Pour exposer ses idées, nous allons nous servir du résumé du « National Defense Strategy » paru en janvier 2018[4] ainsi que d’une interview de James Mattis à l’Hoover Institution (Think tank proche du parti républicain dont James Mattis fut professeur invité)[5] qui explique ce document fixant le cadre de travail du Pentagone.
Véritable intellectuel, il considère qu’une armée sans stratégie globale à long terme ne peut être efficace. Pour lui, le Pentagone doit offrir des options et solutions au président des Etats-Unis ainsi qu’aux diplomates afin qu’ils puissent négocier avec un rapport de force favorable.

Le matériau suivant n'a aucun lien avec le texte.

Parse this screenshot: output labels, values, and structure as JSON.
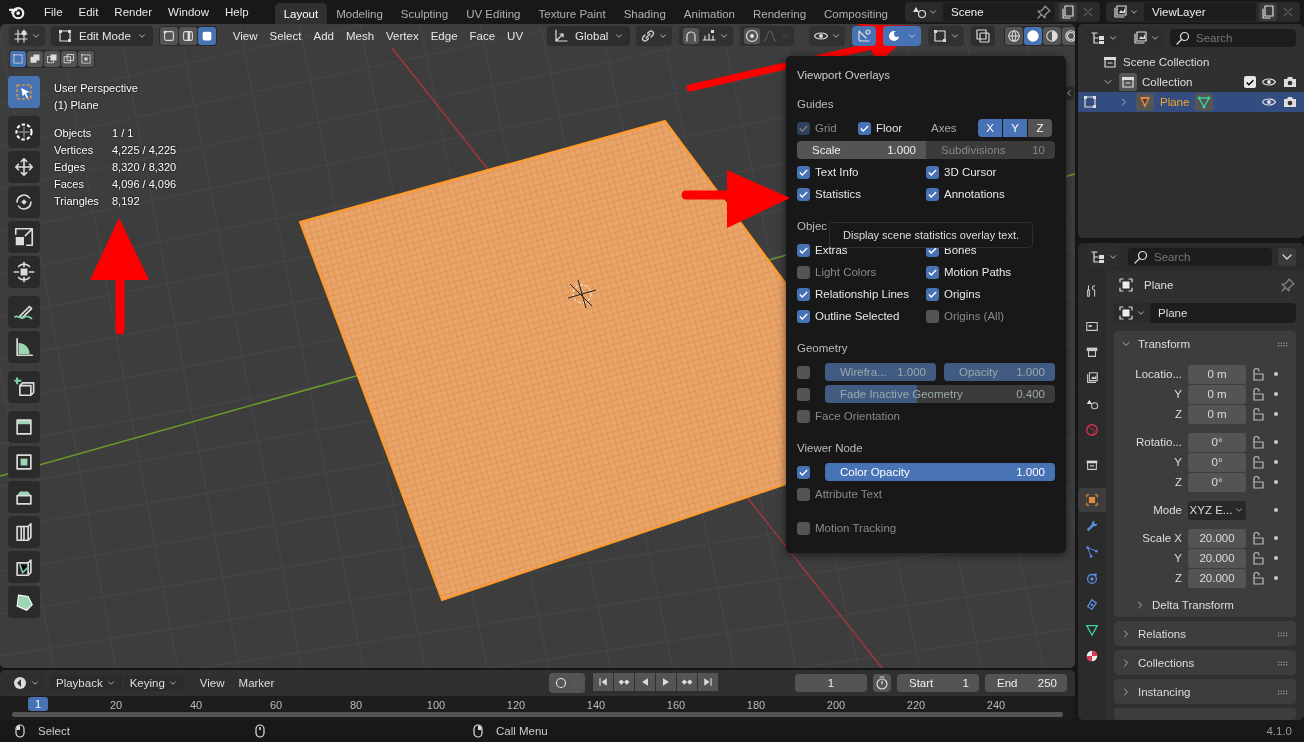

L’analyse qu’il porte est la suivante : la compétition inter-étatique est devenue la priorité des USA faisant passer la lutte contre le terrorisme juste après. Les adversaires des USA sont les suivants : Chine, Russie, Corée du Nord et Iran. La Chine utilise son économie prédatrice pour intimider ses voisins tout en militarisant la mer de Chine ; la Russie viole les frontières de ses voisins ; la Corée du Nord viole toutes les résolutions du Conseil de Sécurité ; l’Iran sème de la violence dans la zone du Moyen-Orient.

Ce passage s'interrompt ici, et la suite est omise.